- Born: 26 August 1883 Vila de Gràcia, Barcelona
- Died: 30 March 1953 (aged 69) Madrid
- Education: Complutense University of Madrid University of Geneva
- Known for: Determination of atomic weights
- Awards: Grand Officer Order of the Spanish Republic (1933) Legion of Honour (1936) Lavoisier Medal (1937)
- Scientific career
- Fields: Physical chemistry

Signature

= Enrique Moles Ormella =

Enrique Moles Ormella (26 August 1883 – 30 March 1953) was a Spanish pharmacist, physicist, and chemist, most notable for his work on atomic weights of the elements. Enrique Moles is considered one of the foremost Spanish chemists of his time.

==Life==

===Early life===
Enrique Moles was born on 26 August 1883 in Vila de Gràcia near Barcelona to Pedro Moles Alrich and Maria Ormella Figuerola, both of which died while he was still infant.

===Studies===
Moles obtained the bachelor's degree from Colegio Iberico in Barcelona, and in 1900 he entered to study pharmacy at the Complutense University of Madrid.
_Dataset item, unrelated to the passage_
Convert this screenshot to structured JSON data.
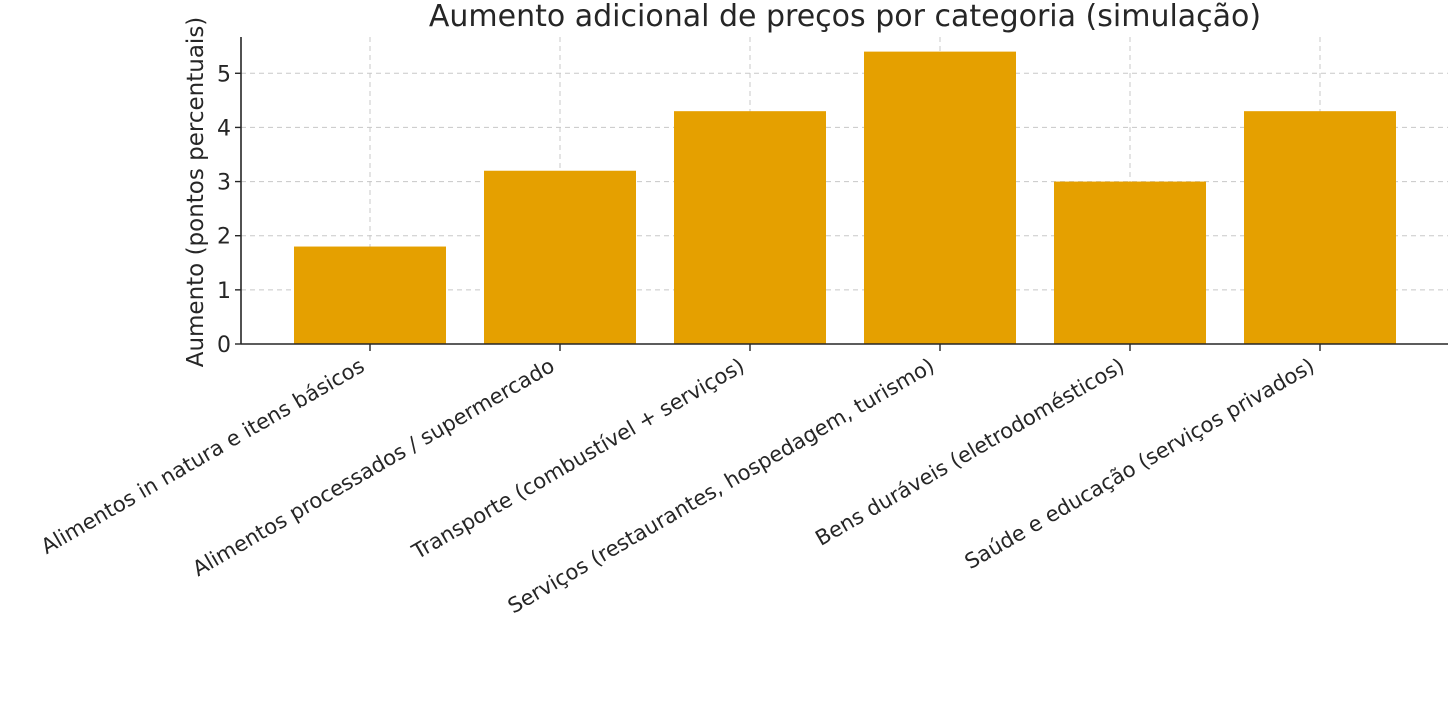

In 1906, he obtained the Doctor of Pharmacy. In 1909, Moles went to study at the Ludwig-Maximilians-Universität München (LMU) and he attended the University of Leipzig in 1910 to work on determination of atomic weights under K. Drucker. In 1916, Moles studied with Philippe A. Guye at the University of Geneva to establish the atomic weight of bromine, and he received the degree Doctor of Physics from the University of Geneva that year. In 1920, after combining all previous studies of chemistry (in Munich, Leipzig, and Zurich), Moles qualified for the third doctoral degree, Doctor of Chemistry. The title of his chemistry doctoral thesis was “Physico-chemical revision of the atomic weight of fluorine: contribution to the chemistry of this element”, and he formally received the degree from the Complutense University of Madrid only in 1926.

===Career===
Moles represented Spain in the 2nd General Conference of IUPAC (1921) and later served as the vice-president of IUPAC from 1934-1938. In 1949, Moles attended the meeting of the International Atomic Weight Commission as a prospective member and was elected the first Secretary of the Commission (the Secretary position was created during that meeting). Moles served as the secretary of the Commission until his death in 1953.

===Civil war===
The Spanish Civil War was a turning point in Moles' career. In 1936, he was a professor and vice-rector of the Complutense University of Madrid, department head of the National Institute of Physics and Chemistry, the Secretary of the Spanish Society of Physics and Chemistry, a member of the Spanish Royal Academy of Sciences. At the time of the outbreak, Moles took over the leadership of the National Institute of Physics and Chemistry (Blas Cabrera Felipe had moved to Paris), and in 1937 Moles was appointed Director of Explosives at this institution, which was now used for military purposes by the Republican government. In 1937, Moles was appointed Director of Explosives. In 1939 Moles fled to France where he signed the manifesto "Against the Fascist barbarity," published by El Socialista newspaper on the day after the aerial bombardment of Madrid. This made him the object of reprisals by the Nationalist government upon his return from France in December 1941. He was expelled from the University in January 1944, and joined the Instituto de Biología y Sueroterapia (IBYS) as technical advisor.

==Honors==
The Institute for Organometallic Chemistry of University of Oviedo was named after Enrique Moles in 1992.